Some scalpers may try to take full advantage of high-velocity moves happening during economic news and data release. Such news can be employment statistics reports or GDP figures. In other words, they look for anything relevant to their economic agenda.
Scalping trading can work with or without indicators. The technique that doesn’t involve the indicators is referred to as price action trading. Conversely, the methods that rely on indicators use scalping generated by the software to spot entry and exit points.
Price Action Scalping in the Forex Market
As mentioned earlier, the price action trading strategy works without indicators. Instead, scalpers analyze the elements of technical analysis to focus on price only. Then, they observe the movements in price through candlestick charts.
In simple terms, the price action strategy allows traders to study the market and make trading decisions depending on the recent and accurate price movements. The scalpers don’t rely solely on technical indicators, rendering their decisions subjective.
By performing in-depth analysis for price movements, scalpers can make informed decisions depending on trend continuations. They will scalp a trade if the target spot has a good risk-reward ratio. Thankfully, there are many tools for price action trading.
Unfortunately, scalpers don’t consider the external factors that could impact the price of a currency pair. For example, some of the key economic indicators that can affect the price of currency pairs are inflation, trade status, supply and demand, and interest rates.
Forex Scalping Signals from Indicators
Unlike price action trading, this strategy involves trading signals obtained from software and technical indicators to identify a trade’s entry and exit points. The forex scalping signals are crucial due to the fast-paced speed of trading on the forex market.
Both short-term and long-term signal providers on the forex market often target several pips (percentage in point) to help scalpers identify potential opportunities.
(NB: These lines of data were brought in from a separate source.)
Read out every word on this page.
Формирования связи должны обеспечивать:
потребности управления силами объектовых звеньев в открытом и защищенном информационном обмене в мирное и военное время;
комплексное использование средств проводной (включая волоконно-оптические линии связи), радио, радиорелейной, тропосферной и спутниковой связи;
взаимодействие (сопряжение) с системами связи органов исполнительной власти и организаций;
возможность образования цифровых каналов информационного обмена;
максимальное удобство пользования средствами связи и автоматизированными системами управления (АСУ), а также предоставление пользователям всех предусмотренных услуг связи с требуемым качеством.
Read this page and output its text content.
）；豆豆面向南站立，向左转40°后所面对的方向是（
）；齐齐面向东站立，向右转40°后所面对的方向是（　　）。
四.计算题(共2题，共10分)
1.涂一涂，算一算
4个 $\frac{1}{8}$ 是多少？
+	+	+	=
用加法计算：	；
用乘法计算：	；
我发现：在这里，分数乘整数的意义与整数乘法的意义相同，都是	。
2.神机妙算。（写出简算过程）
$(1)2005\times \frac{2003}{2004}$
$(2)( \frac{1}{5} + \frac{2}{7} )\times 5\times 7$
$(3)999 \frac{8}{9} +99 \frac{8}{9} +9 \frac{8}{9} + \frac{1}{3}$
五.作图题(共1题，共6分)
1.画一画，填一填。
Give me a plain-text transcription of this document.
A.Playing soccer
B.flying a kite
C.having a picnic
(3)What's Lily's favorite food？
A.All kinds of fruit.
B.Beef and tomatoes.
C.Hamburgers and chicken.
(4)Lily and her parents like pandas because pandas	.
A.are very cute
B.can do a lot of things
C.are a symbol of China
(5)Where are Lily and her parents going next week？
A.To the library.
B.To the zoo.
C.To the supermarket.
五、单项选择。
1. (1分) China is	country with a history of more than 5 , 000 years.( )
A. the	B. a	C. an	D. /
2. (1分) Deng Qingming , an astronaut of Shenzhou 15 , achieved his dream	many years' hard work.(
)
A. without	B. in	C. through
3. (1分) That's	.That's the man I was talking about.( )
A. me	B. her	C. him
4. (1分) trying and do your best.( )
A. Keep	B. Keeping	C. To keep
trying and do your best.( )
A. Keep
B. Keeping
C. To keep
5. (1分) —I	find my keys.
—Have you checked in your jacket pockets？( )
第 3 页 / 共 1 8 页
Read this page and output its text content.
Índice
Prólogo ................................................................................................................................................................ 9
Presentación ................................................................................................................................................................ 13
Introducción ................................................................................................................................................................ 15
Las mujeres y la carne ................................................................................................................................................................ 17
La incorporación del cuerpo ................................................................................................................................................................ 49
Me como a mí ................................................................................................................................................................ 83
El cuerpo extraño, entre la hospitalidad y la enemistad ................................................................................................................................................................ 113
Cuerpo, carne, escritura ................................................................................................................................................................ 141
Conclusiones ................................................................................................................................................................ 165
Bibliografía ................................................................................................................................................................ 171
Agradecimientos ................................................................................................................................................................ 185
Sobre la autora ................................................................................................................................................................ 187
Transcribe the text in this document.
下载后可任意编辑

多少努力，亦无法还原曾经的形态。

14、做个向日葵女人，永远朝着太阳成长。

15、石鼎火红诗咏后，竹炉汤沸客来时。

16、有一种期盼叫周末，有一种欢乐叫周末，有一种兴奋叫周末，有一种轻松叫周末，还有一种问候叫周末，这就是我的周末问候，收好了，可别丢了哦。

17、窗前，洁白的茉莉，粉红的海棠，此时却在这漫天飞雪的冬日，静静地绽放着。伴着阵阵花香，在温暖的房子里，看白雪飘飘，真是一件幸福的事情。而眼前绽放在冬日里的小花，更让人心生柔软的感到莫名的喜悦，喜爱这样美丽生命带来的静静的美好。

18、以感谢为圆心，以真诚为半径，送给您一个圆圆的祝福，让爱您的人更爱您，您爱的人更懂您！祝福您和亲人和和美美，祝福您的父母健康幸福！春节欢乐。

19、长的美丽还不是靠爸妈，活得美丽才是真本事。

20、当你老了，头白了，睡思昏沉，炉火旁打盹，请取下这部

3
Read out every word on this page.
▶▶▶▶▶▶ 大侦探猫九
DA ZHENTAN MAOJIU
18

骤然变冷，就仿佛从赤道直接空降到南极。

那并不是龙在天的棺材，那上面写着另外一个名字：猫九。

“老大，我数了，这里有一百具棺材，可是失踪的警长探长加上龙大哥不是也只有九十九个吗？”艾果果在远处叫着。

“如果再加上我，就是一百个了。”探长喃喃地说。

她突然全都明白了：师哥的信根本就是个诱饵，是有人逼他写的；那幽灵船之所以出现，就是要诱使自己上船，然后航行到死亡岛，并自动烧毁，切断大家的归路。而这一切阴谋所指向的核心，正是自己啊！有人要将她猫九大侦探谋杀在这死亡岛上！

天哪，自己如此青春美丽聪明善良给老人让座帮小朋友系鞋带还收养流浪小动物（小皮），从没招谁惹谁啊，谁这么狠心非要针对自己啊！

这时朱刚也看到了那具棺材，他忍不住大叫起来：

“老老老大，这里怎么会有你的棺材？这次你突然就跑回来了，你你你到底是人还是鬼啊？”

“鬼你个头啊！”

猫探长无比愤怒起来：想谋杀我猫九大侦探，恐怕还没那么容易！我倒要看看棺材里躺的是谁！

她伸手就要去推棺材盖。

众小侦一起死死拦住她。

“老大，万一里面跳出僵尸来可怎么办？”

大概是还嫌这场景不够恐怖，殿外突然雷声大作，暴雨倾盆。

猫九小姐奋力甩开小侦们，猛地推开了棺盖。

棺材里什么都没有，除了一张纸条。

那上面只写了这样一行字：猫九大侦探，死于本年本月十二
They do that when the forex market is particularly volatile or quiet and the liquidity is less.
Notably, most traders prefer using a forex scalping system that provides them with total exposure to pips, graphs, and technical forex indicators. The good news is that forex scalping signals take into account the economic events or forex scalping indicators.
Indicators for Forex Scalping Signals
Now that you understand how forex scalping signals work, what are some of the best indicators for forex scalping? Here are the options you’ll find on most trading platforms.
- Bollinger Band Indicators: A Bollinger Band chart can show the volatility of a forex market, which is beneficial to scalpers whose trades are usually rapid. This indicator is effective for currency pairs with low spreads on the forex market.
- Relative Strength Index (RSI): The RSI indicator is a momentum oscillator that can forecast the future direction of the forex market within a particular period. Scalpers can adjust the default settings to monitor short-term price changes.
Forex Scalping Tips and Strategies
The following tips and ideas will help you make the most out of your scalping efforts.
- Monitoring multiple trade positions simultaneously can result in losses. So, focus on one trade position or currency pair at a time to boost your chances of winning.
- Consider trading only the currency pairs with the highest volume and liquidity. As a result, that will allow you to dip in and out of the forex market very quickly.
- Build your patience, focus, concentration, and analytical skills to help you make informed decisions. That way, you’ll likely make wise choices to earn profits.
Final Words
The forex market is one of the most extensive and liquid markets, calling for a viable strategy to trade on it. In that case, retail forex traders who want to earn profits from the small price movements on the forex market consider scalping as a viable strategy. As a scalper, use a trading platform that allows you to buy and sell currency pairs quickly.